16. This brings you to a page called "Drosophila melanogaster clone LD09557 Fragile X related mRNA". The source of the protein sequence was virtual translation of a cloned piece of mRNA (since you can't clone RNA directly, it was first made into a DNA copy, or cDNA). Scroll down to the field called CDS (CoDing Sequence -- don't ask me why anyone would think this is a proper abbreviation!). It says that the coding sequence (some would say gene) extends from position 423 to position 2468 in the cDNA sequence. Test that. Scroll down to the cDNA sequence and find position 423. Do you find the beginning of a start codon? Then find position 2468. Do you find the end of a stop codon?
    
    
17. This may seem a roundabout path to get to the gene. Why not start with the human gene and use it to pick out the fly gene?
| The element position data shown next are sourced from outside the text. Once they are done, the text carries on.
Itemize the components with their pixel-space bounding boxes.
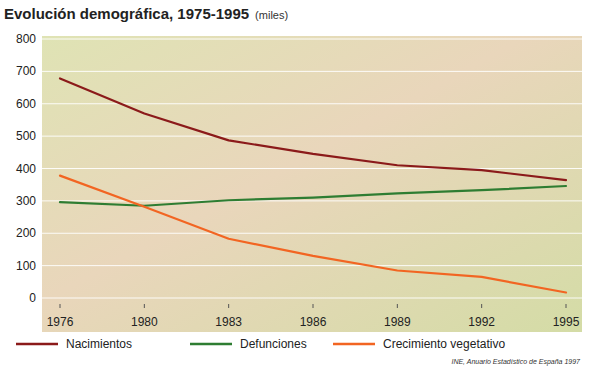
x-tick <box>397 304 398 308</box>
grid-line <box>42 168 582 169</box>
y-tick-label: 200 <box>16 226 36 240</box>
legend-label: Crecimiento vegetativo <box>383 337 505 351</box>
legend-swatch <box>190 343 232 346</box>
x-tick-label: 1992 <box>468 315 495 329</box>
legend-swatch <box>333 343 375 346</box>
legend-swatch <box>16 343 58 346</box>
y-tick-label: 600 <box>16 97 36 111</box>
y-tick-label: 0 <box>29 291 36 305</box>
plot-area <box>60 78 566 292</box>
grid-line <box>42 39 582 40</box>
x-tick-label: 1983 <box>215 315 242 329</box>
grid-line <box>42 71 582 72</box>
series-line <box>60 176 566 293</box>
x-tick-label: 1980 <box>131 315 158 329</box>
x-tick <box>60 304 61 308</box>
source-note: INE, Anuario Estadístico de España 1997 <box>451 358 581 366</box>
x-tick <box>481 304 482 308</box>
y-tick-label: 400 <box>16 162 36 176</box>
plot-background <box>42 36 582 332</box>
x-tick <box>228 304 229 308</box>
series-line <box>60 78 566 180</box>
grid-line <box>42 265 582 266</box>
grid-line <box>42 298 582 299</box>
x-tick-label: 1986 <box>300 315 327 329</box>
chart-svg: 0 100 200 300 400 500 600 700 800 1976 1980 1983 198… <box>0 0 596 378</box>
legend-label: Nacimientos <box>66 337 132 351</box>
y-tick-label: 300 <box>16 194 36 208</box>
grid-line <box>42 200 582 201</box>
grid-line <box>42 233 582 234</box>
chart-subtitle: (miles) <box>255 9 288 21</box>
y-tick-label: 100 <box>16 259 36 273</box>
x-tick-label: 1976 <box>47 315 74 329</box>
y-tick-label: 800 <box>16 32 36 46</box>
chart-title: Evolución demográfica, 1975-1995 <box>4 5 249 22</box>
y-tick-label: 500 <box>16 129 36 143</box>
x-tick <box>144 304 145 308</box>
x-tick-label: 1995 <box>553 315 580 329</box>
grid-line <box>42 136 582 137</box>
y-tick-label: 700 <box>16 64 36 78</box>
x-tick-label: 1989 <box>384 315 411 329</box>
legend-label: Defunciones <box>240 337 307 351</box>
x-tick <box>566 304 567 308</box>
chart-container: 0 100 200 300 400 500 600 700 800 1976 1980 1983 198… <box>0 0 596 378</box>
x-tick <box>313 304 314 308</box>
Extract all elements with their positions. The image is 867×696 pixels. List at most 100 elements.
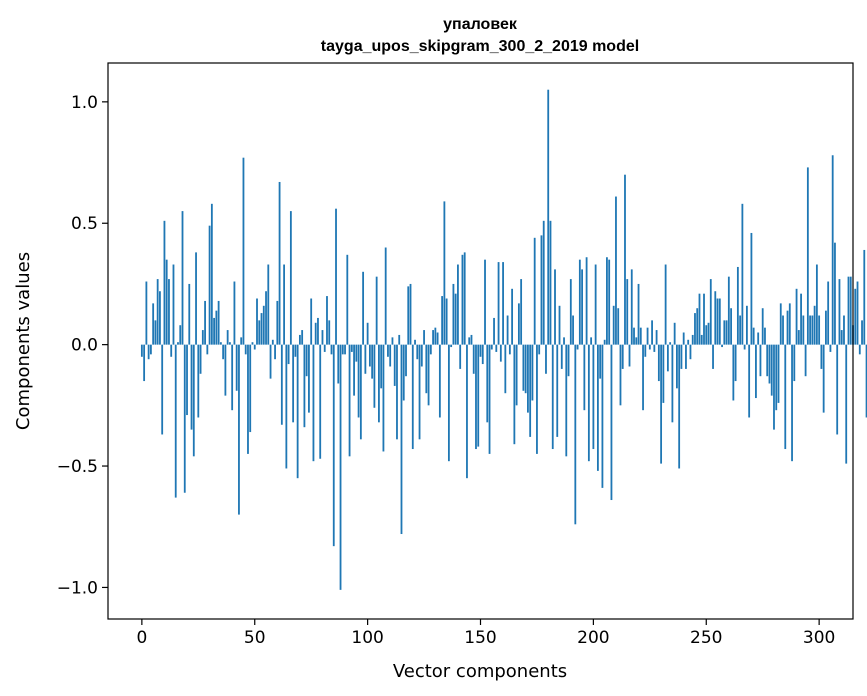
bar-91 (346, 254, 349, 345)
bar-319 (861, 320, 863, 345)
bar-312 (845, 344, 848, 464)
bar-308 (836, 344, 839, 435)
bar-90 (344, 344, 346, 355)
bar-143 (463, 252, 466, 345)
bar-96 (357, 344, 360, 418)
bar-4 (149, 344, 152, 355)
y-tick-label: 1.0 (71, 93, 98, 113)
bar-291 (797, 330, 800, 345)
bar-283 (779, 303, 782, 345)
bar-55 (265, 291, 267, 345)
bar-209 (612, 305, 615, 345)
bar-22 (190, 344, 193, 430)
bar-110 (389, 344, 392, 367)
bar-254 (714, 291, 717, 345)
bar-176 (538, 344, 541, 355)
bar-306 (831, 155, 834, 345)
bar-48 (249, 344, 252, 433)
bar-249 (703, 293, 705, 345)
bar-171 (527, 344, 529, 413)
bar-316 (854, 288, 857, 345)
bar-189 (567, 344, 570, 377)
bar-181 (549, 220, 552, 345)
x-axis-label: Vector components (393, 661, 567, 682)
bar-213 (621, 344, 624, 369)
bar-302 (822, 344, 825, 413)
bar-150 (479, 344, 482, 357)
bar-72 (303, 344, 306, 428)
bar-31 (210, 203, 213, 345)
bar-1 (143, 344, 146, 382)
bar-46 (244, 344, 247, 355)
bar-258 (723, 320, 726, 345)
bar-64 (285, 344, 288, 469)
bar-265 (739, 315, 742, 345)
bar-252 (709, 279, 712, 345)
bar-124 (420, 344, 423, 367)
bar-142 (461, 254, 464, 345)
bar-268 (745, 305, 748, 345)
bar-244 (691, 334, 694, 345)
bar-186 (560, 344, 563, 369)
bar-270 (750, 232, 753, 345)
bar-118 (407, 286, 410, 345)
bar-247 (698, 293, 701, 345)
bar-225 (648, 344, 651, 350)
bar-222 (642, 344, 644, 411)
bar-140 (457, 264, 459, 345)
bar-172 (529, 344, 532, 437)
bar-152 (484, 259, 486, 345)
bar-203 (599, 344, 602, 379)
bar-156 (493, 317, 495, 345)
bar-131 (436, 332, 439, 345)
bar-304 (827, 281, 830, 345)
bar-137 (450, 344, 453, 348)
bar-238 (678, 344, 681, 469)
bar-70 (298, 334, 301, 345)
bar-66 (289, 211, 292, 345)
bar-221 (639, 327, 642, 345)
bar-122 (416, 344, 419, 360)
bar-79 (319, 344, 322, 459)
bar-273 (757, 332, 760, 345)
bar-280 (773, 344, 775, 430)
bar-114 (398, 334, 401, 345)
bar-175 (536, 344, 538, 454)
bar-108 (384, 247, 387, 345)
bar-76 (312, 344, 315, 462)
bar-211 (617, 308, 620, 345)
bar-50 (253, 344, 256, 350)
bar-197 (585, 257, 588, 345)
bar-74 (308, 344, 310, 413)
bar-190 (569, 279, 572, 345)
bar-272 (755, 344, 757, 399)
bar-134 (443, 201, 446, 345)
bar-233 (666, 344, 669, 372)
x-tick-label: 50 (244, 628, 266, 648)
bar-294 (804, 344, 807, 377)
bar-23 (192, 344, 195, 457)
bar-133 (441, 296, 444, 345)
bar-111 (391, 337, 394, 345)
bar-184 (556, 344, 559, 437)
bar-164 (511, 288, 514, 345)
bar-82 (326, 296, 328, 345)
bar-19 (183, 344, 186, 493)
bar-242 (687, 339, 690, 345)
bar-32 (213, 317, 216, 345)
bar-69 (296, 344, 299, 479)
bar-167 (517, 303, 520, 345)
bar-256 (718, 298, 721, 345)
bar-132 (438, 344, 441, 418)
bar-60 (276, 300, 279, 345)
bar-159 (499, 344, 502, 362)
bar-77 (314, 322, 317, 345)
bar-21 (188, 283, 191, 345)
bar-199 (590, 337, 593, 345)
bar-130 (434, 327, 437, 345)
bar-207 (608, 259, 611, 345)
bar-83 (328, 320, 331, 345)
bar-158 (497, 262, 500, 345)
bar-292 (800, 293, 802, 345)
bar-155 (490, 344, 493, 350)
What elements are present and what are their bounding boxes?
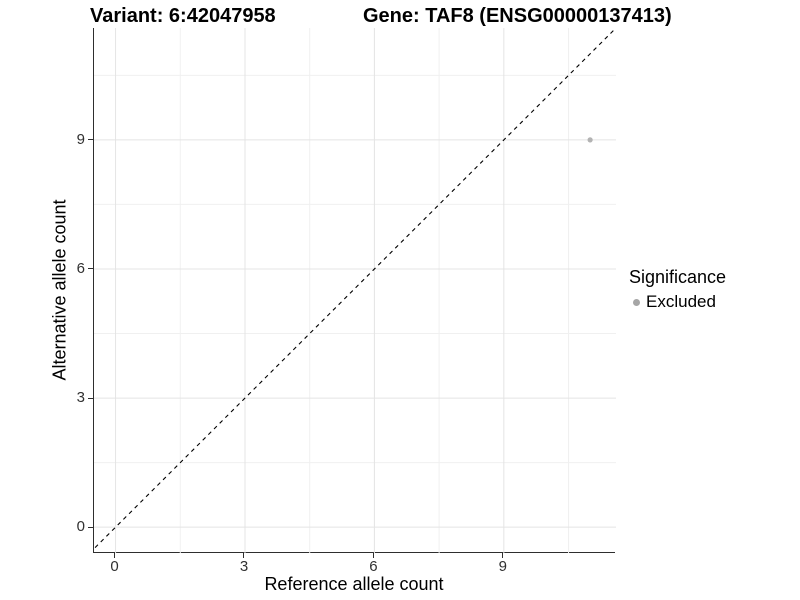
x-axis-title: Reference allele count xyxy=(264,574,444,594)
excluded-point-swatch xyxy=(633,298,640,306)
y-tick-label: 0 xyxy=(76,518,85,536)
legend-title: Significance xyxy=(629,267,727,287)
y-tick-mark xyxy=(88,526,93,528)
y-tick-mark xyxy=(88,397,93,399)
y-tick-label: 6 xyxy=(76,259,85,277)
x-tick-label: 3 xyxy=(239,558,249,575)
x-tick-label: 6 xyxy=(369,558,378,575)
x-tick-mark xyxy=(502,553,504,558)
x-tick-label: 9 xyxy=(498,558,507,575)
legend: Significance Excluded xyxy=(629,267,726,312)
scatter-plot-canvas xyxy=(94,28,616,553)
y-tick-label: 3 xyxy=(76,389,85,407)
y-tick-label: 9 xyxy=(76,130,85,148)
data-point-excluded xyxy=(587,137,593,143)
x-tick-mark xyxy=(372,553,374,558)
y-tick-mark xyxy=(88,268,93,270)
gene-title: Gene: TAF8 (ENSG00000137413) xyxy=(363,5,672,27)
identity-line xyxy=(94,28,616,550)
y-tick-mark xyxy=(88,139,93,141)
y-axis-title: Alternative allele count xyxy=(49,199,70,381)
variant-title: Variant: 6:42047958 xyxy=(90,5,276,27)
x-tick-mark xyxy=(243,553,245,558)
legend-item-label: Excluded xyxy=(646,292,716,311)
legend-item-excluded: Excluded xyxy=(629,292,726,312)
x-tick-mark xyxy=(114,553,116,558)
x-tick-label: 0 xyxy=(110,558,119,575)
plot-panel xyxy=(93,28,616,553)
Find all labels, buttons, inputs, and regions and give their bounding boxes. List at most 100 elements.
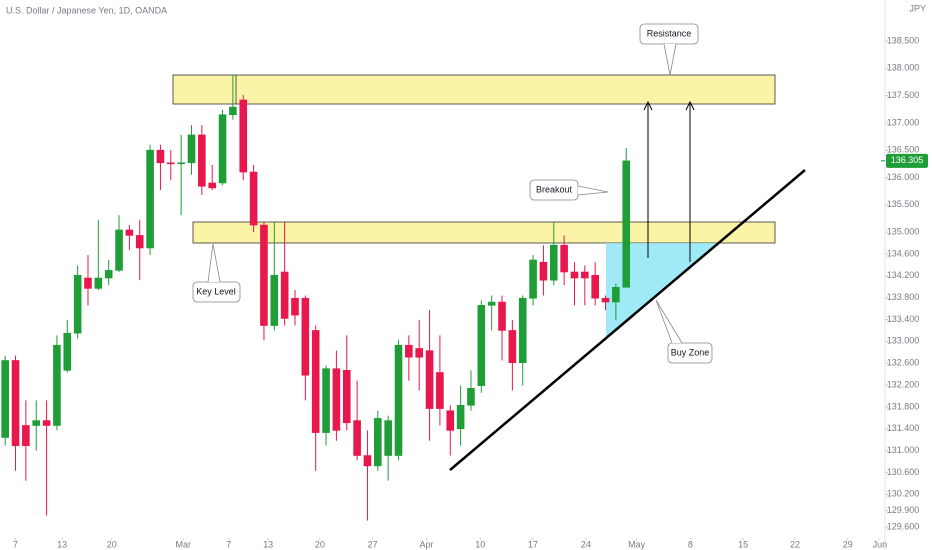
candle-body [508, 330, 517, 363]
candle-body [218, 114, 227, 184]
candle-body [115, 229, 123, 271]
candle-body [135, 235, 144, 249]
x-tick-label: 29 [843, 539, 853, 549]
candle-body [73, 274, 82, 334]
candle-body [322, 368, 330, 433]
candle-body [146, 149, 154, 249]
candle-body [84, 277, 92, 289]
x-tick-label: 20 [107, 539, 117, 549]
candle-body [529, 259, 537, 299]
x-tick-label: 10 [475, 539, 485, 549]
x-tick-label: 17 [528, 539, 538, 549]
key-level-zone [192, 221, 776, 244]
callouts: Resistance Breakout Key Level Buy Zone [192, 23, 713, 364]
candle-body [353, 420, 361, 456]
candle-body [581, 271, 589, 279]
candle-body [260, 224, 268, 326]
y-tick-label: 132.600 [887, 358, 920, 368]
candle-body [11, 360, 20, 446]
trend-line [449, 169, 806, 471]
candles [1, 74, 631, 521]
y-tick-label: 135.500 [887, 199, 920, 209]
candle-body [518, 297, 527, 363]
candle-body [42, 420, 51, 426]
x-tick-label: 22 [790, 539, 800, 549]
y-tick-label: 129.900 [887, 505, 920, 515]
candle-body [342, 370, 351, 424]
arrows [643, 100, 695, 262]
y-tick-label: 129.600 [887, 521, 920, 531]
candle-body [280, 271, 289, 319]
candle-body [425, 350, 434, 409]
y-tick-label: 131.800 [887, 401, 920, 411]
y-tick-label: 136.500 [887, 145, 920, 155]
candle-body [539, 261, 548, 281]
x-tick-label: 8 [688, 539, 693, 549]
candle-body [125, 229, 134, 236]
x-tick-label: 7 [226, 539, 231, 549]
candle-body [384, 420, 392, 456]
y-tick-label: 137.500 [887, 90, 920, 100]
y-tick-label: 130.200 [887, 489, 920, 499]
candle-body [332, 368, 341, 431]
candle-body [477, 305, 486, 386]
candle-body [53, 344, 61, 426]
candle-body [591, 274, 599, 299]
candle-body [311, 330, 320, 433]
x-tick-label: May [628, 539, 646, 549]
candle-body [467, 388, 475, 406]
resistance-zone [172, 74, 776, 105]
candle-body [198, 134, 206, 187]
candle-body [270, 274, 279, 326]
candle-body [156, 149, 165, 164]
y-tick-label: 133.000 [887, 336, 920, 346]
candle-body [405, 344, 413, 358]
candle-body [394, 344, 403, 456]
candle-body [208, 182, 216, 189]
candle-body [94, 277, 103, 289]
candle-body [498, 301, 506, 331]
x-tick-label: 24 [581, 539, 591, 549]
y-tick-label: 133.800 [887, 292, 920, 302]
candle-body [612, 286, 620, 303]
x-tick-label: 13 [263, 539, 273, 549]
y-tick-label: 135.000 [887, 227, 920, 237]
candle-body [177, 162, 185, 165]
candle-body [560, 244, 568, 273]
candle-body [187, 134, 196, 164]
callout-text: Key Level [196, 286, 236, 296]
currency: JPY [909, 3, 926, 13]
candle-body [301, 297, 310, 376]
candle-body [570, 271, 579, 279]
candle-body [456, 404, 465, 430]
candle-body [601, 297, 610, 303]
candle-body [487, 301, 496, 306]
x-tick-label: Mar [175, 539, 191, 549]
candle-body [1, 360, 9, 438]
callout-pointer [655, 299, 683, 344]
candle-body [104, 270, 113, 279]
callout-box [667, 342, 713, 364]
y-tick-label: 134.600 [887, 248, 920, 258]
candle-body [22, 425, 30, 446]
y-tick-label: 133.400 [887, 314, 920, 324]
y-tick-label: 138.500 [887, 35, 920, 45]
candle-body [549, 244, 558, 281]
x-tick-label: 15 [738, 539, 748, 549]
candle-body [415, 348, 424, 358]
candle-body [436, 372, 444, 409]
last-price-box [886, 153, 928, 168]
callout-text: Buy Zone [671, 347, 710, 357]
callout-text: Breakout [536, 184, 573, 194]
candle-body [249, 171, 258, 226]
y-tick-label: 132.200 [887, 379, 920, 389]
candle-body [363, 455, 372, 467]
candle-body [229, 106, 237, 116]
x-tick-label: 20 [315, 539, 325, 549]
symbol-title: U.S. Dollar / Japanese Yen, 1D, OANDA [6, 5, 167, 15]
callout-text: Resistance [647, 28, 692, 38]
candle-body [63, 332, 72, 371]
callout-pointer [577, 185, 609, 196]
overlay: Resistance Breakout Key Level Buy Zone [192, 23, 806, 471]
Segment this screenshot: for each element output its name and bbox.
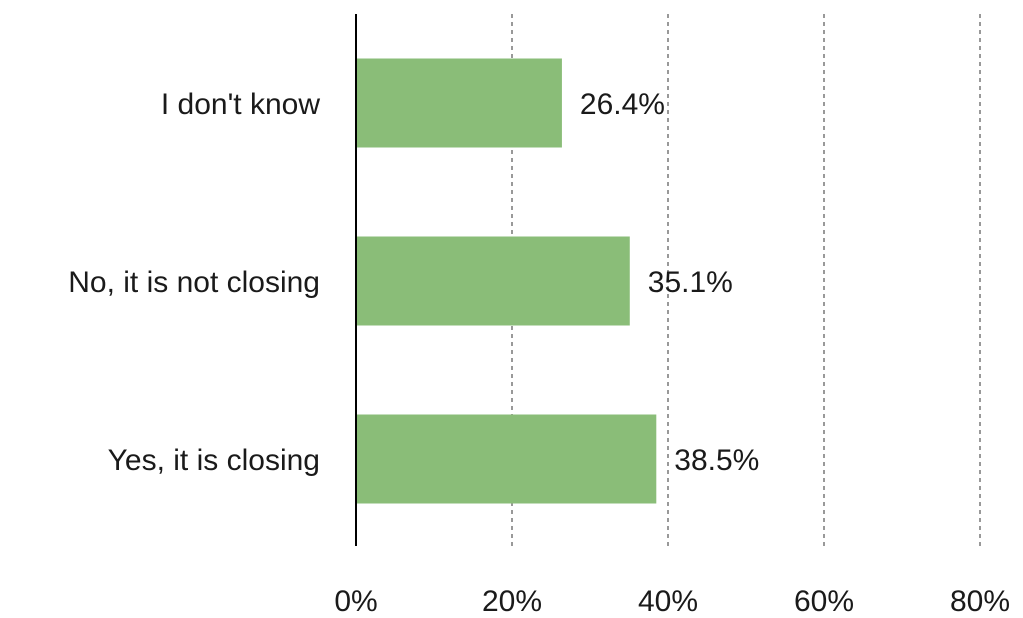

OK, let's do it that way. Go back to step 2 and this time, instead of selecting Protein, select Nucleotide (as before, confine the search to humans and to GenBank). This time even after imposing limits, you still get dozens of sequences. 
    
    
18. Choose NM 002024, get the sequence from it as before and find your way to Blast again. 
    
    
19. This time choose Nucleotide-nucleotide Blast (blastn). Again paste the sequence into the window and press Blast. Then press Format on the resulting screen. When it comes back (probably a minute), you'll see that there are tons of hits, but this time there are many mammalian sequences with multiple differences with respect to the human sequence. But never mind that -- we're after flies. So X out of the page, return to the format page, and limit the output to Drosophila.
    
    
20. What's this? "No significant similarity found"??? Why is that?